About Elizabeth Schwall
San Jose, California
Elizabeth Schwall (CBA ’19) earned her Ph.D. in Latin American and Caribbean history from Columbia University in 2016 and held a Mellon Dance Studies in/and the Humanities Postdoctoral Fellowship at Northwestern University in 2016-2018. Her first book project, based on her dissertation, examines Cuban dance and politics from 1930 through 1990. She is also working on written and digital projects about Cuban dancers in Chicago. Her research has appeared or will appear in the journals Hispanic American Historical Review, Dance Chronicle, Cuban Studies, and two edited volumes. She has written book reviews for Dance Research Journal, Cuban Studies, and New West Indian Guide/Nieuwe West-Indische Gids, entries to the Routledge Encyclopedia of Modernism and Dictionary of Caribbean and Afro-Latin American Biography, as well as pieces on recent Cuban dance developments for Cuban Art News.

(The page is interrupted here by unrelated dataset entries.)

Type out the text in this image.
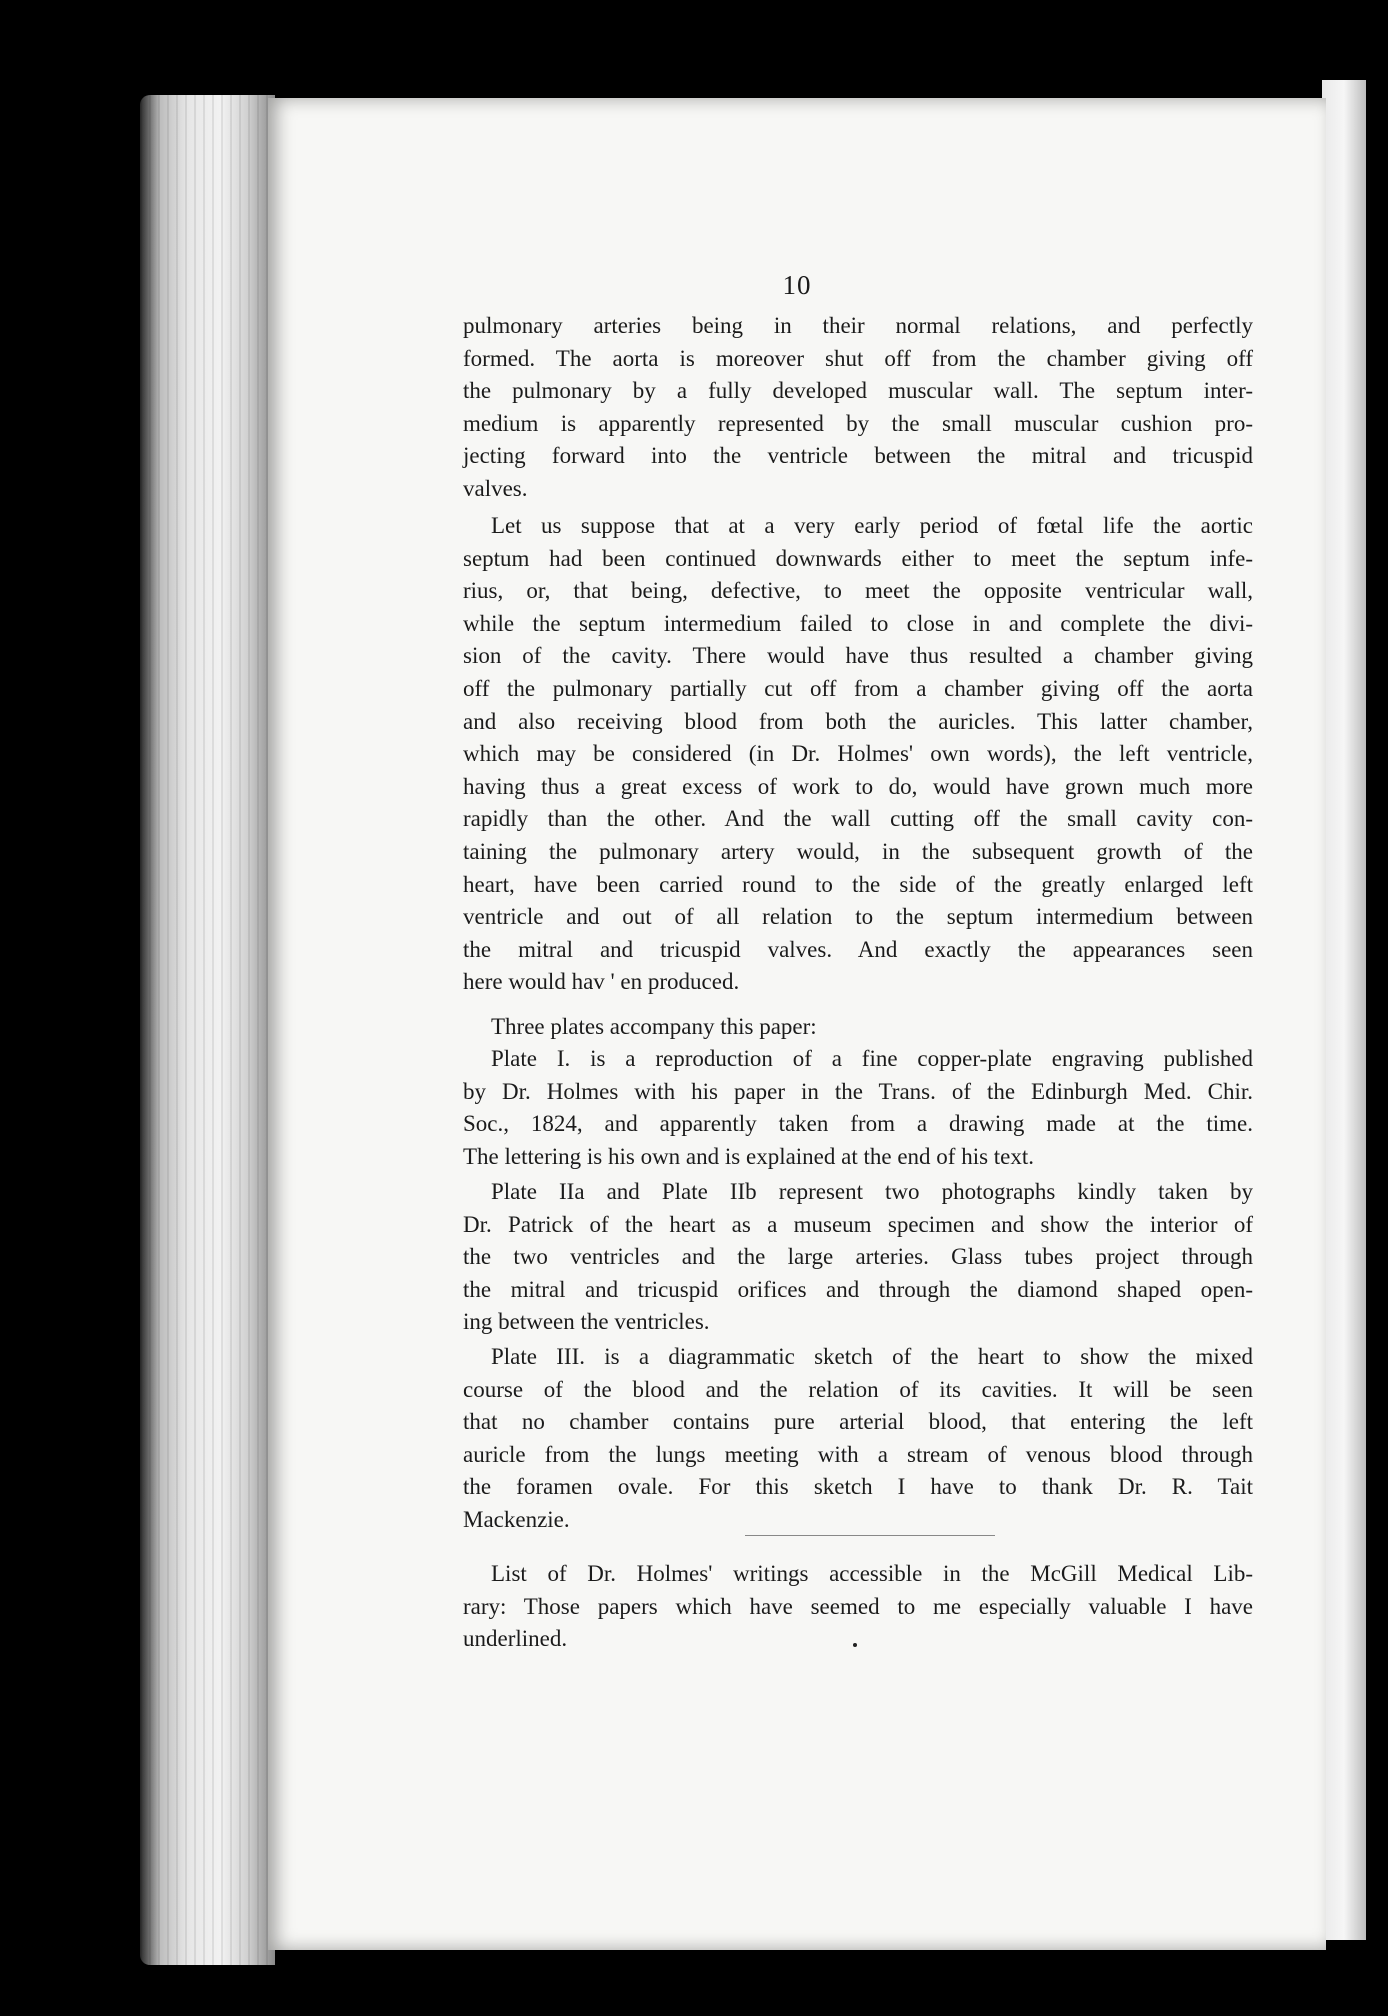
10
pulmonary arteries being in their normal relations, and perfectly
formed. The aorta is moreover shut off from the chamber giving off
the pulmonary by a fully developed muscular wall. The septum inter-
medium is apparently represented by the small muscular cushion pro-
jecting forward into the ventricle between the mitral and tricuspid
valves.
Let us suppose that at a very early period of fœtal life the aortic
septum had been continued downwards either to meet the septum infe-
rius, or, that being, defective, to meet the opposite ventricular wall,
while the septum intermedium failed to close in and complete the divi-
sion of the cavity. There would have thus resulted a chamber giving
off the pulmonary partially cut off from a chamber giving off the aorta
and also receiving blood from both the auricles. This latter chamber,
which may be considered (in Dr. Holmes' own words), the left ventricle,
having thus a great excess of work to do, would have grown much more
rapidly than the other. And the wall cutting off the small cavity con-
taining the pulmonary artery would, in the subsequent growth of the
heart, have been carried round to the side of the greatly enlarged left
ventricle and out of all relation to the septum intermedium between
the mitral and tricuspid valves. And exactly the appearances seen
here would hav ' en produced.
Three plates accompany this paper:
Plate I. is a reproduction of a fine copper-plate engraving published
by Dr. Holmes with his paper in the Trans. of the Edinburgh Med. Chir.
Soc., 1824, and apparently taken from a drawing made at the time.
The lettering is his own and is explained at the end of his text.
Plate IIa and Plate IIb represent two photographs kindly taken by
Dr. Patrick of the heart as a museum specimen and show the interior of
the two ventricles and the large arteries. Glass tubes project through
the mitral and tricuspid orifices and through the diamond shaped open-
ing between the ventricles.
Plate III. is a diagrammatic sketch of the heart to show the mixed
course of the blood and the relation of its cavities. It will be seen
that no chamber contains pure arterial blood, that entering the left
auricle from the lungs meeting with a stream of venous blood through
the foramen ovale. For this sketch I have to thank Dr. R. Tait
Mackenzie.
List of Dr. Holmes' writings accessible in the McGill Medical Lib-
rary: Those papers which have seemed to me especially valuable I have
underlined.
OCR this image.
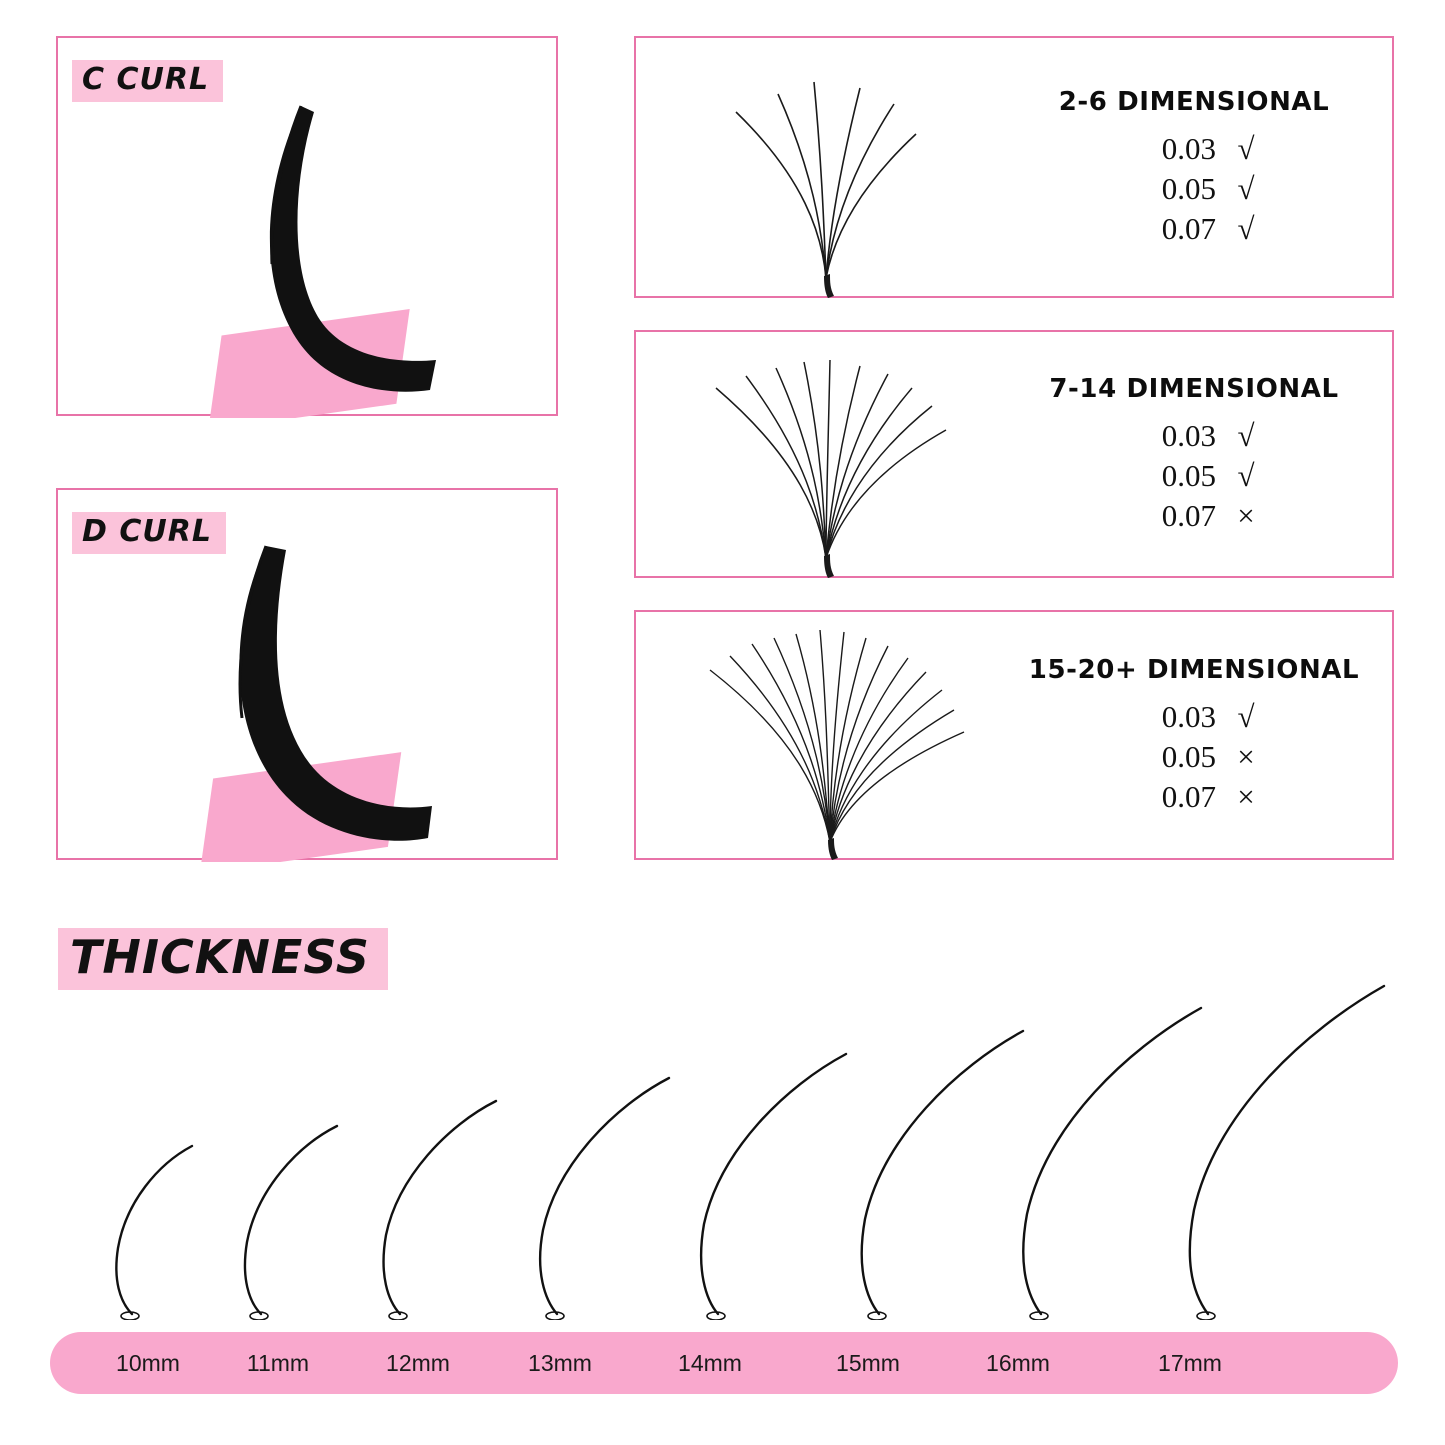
C CURL
D CURL
2-6 DIMENSIONAL
0.03 √
0.05 √
0.07 √
7-14 DIMENSIONAL
0.03 √
0.05 √
0.07 ×
15-20+ DIMENSIONAL
0.03 √
0.05 ×
0.07 ×
THICKNESS
10mm	11mm	12mm	13mm	14mm	15mm	16mm	17mm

“My body is my Patria”: Ballet, Race, Ethnicity, and Community in the Cuban Diaspora
Schwall’s project consists of two articles-in-progress on Cuban ballet dancers and teachers living and working in the United States. The first analyzes Cuban ballet artists in Miami, Pennsylvania, and San Francisco – from famous stars to teachers and students of small studios – to examine the place of ballet for the larger community of displaced Cubans. The second investigates the life and career of Caridad Martínez, the first African descended professional ballerina in Cuba and current ballet mistress at Ballet Hispánico.